Words by Nikki Anderson-Stanier, Visuals by Allison Corr
Usability testing is easy, they said. Just write some tasks, they said.
I oversimplified usability tests for a long time. While it is an easier methodology to learn and conduct, it isn't without challenges. It took me some time to perfect the craft of usability testing, and that included some very interesting sessions with participants, where I was just as confused as they were about tasks.
Additionally, since usability testing is such a popular methodology and one learned earlier, I defaulted to usability testing all the time, even when it wasn't relevant. This mismatch led to confusing results and broke my confidence in usability testing to the point where I avoided it.

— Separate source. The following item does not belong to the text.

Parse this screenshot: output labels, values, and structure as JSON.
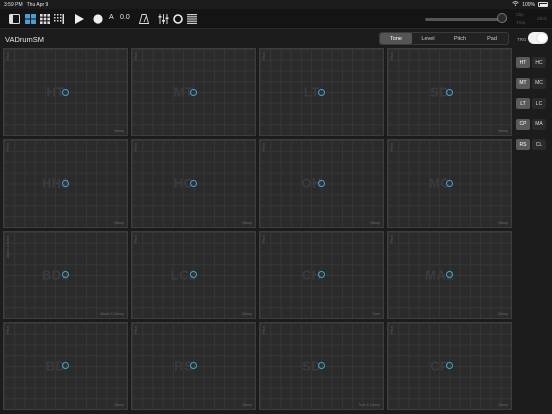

Whether you want a refresher or are new to usability testing, this guide can help you learn or re-experience usability testing.
Psst…We’ve made a usability testing template that you can download here for free.
What is usability testing?
A stakeholder once asked me this question, and I was tongue-tied. I wanted to say, "Well, it's usability testing." Instead, I told them that usability testing was "testing the usability of a product."
And while that definition certainly is true, there is more to usability testing. For instance, what is usability? What are we testing, and how do we know what to test?
What is usability?
Usability is the ability for someone to:
- Access your product or service
- Complete the tasks they need
- Achieve whatever goal or outcome they expect
For example, with a clothing company, a user would go to the website with the expectation of being able to purchase clothing. But just because a user can buy clothing, doesn't mean it's an easy or satisfactory experience.
So we can break usability down further into three areas:
- Effectiveness: Whether a user can accurately complete tasks and an overarching goal
- Efficiency: How much effort and time it tasks for the user to complete tasks and an overarching goal accurately
- Satisfaction: How comfortable and satisfied a user is with completing the tasks and goal
Usability testing, whether you use metrics or run a qualitative usability test (more on that later), looks at these three factors to determine whether or not a product or service is usable.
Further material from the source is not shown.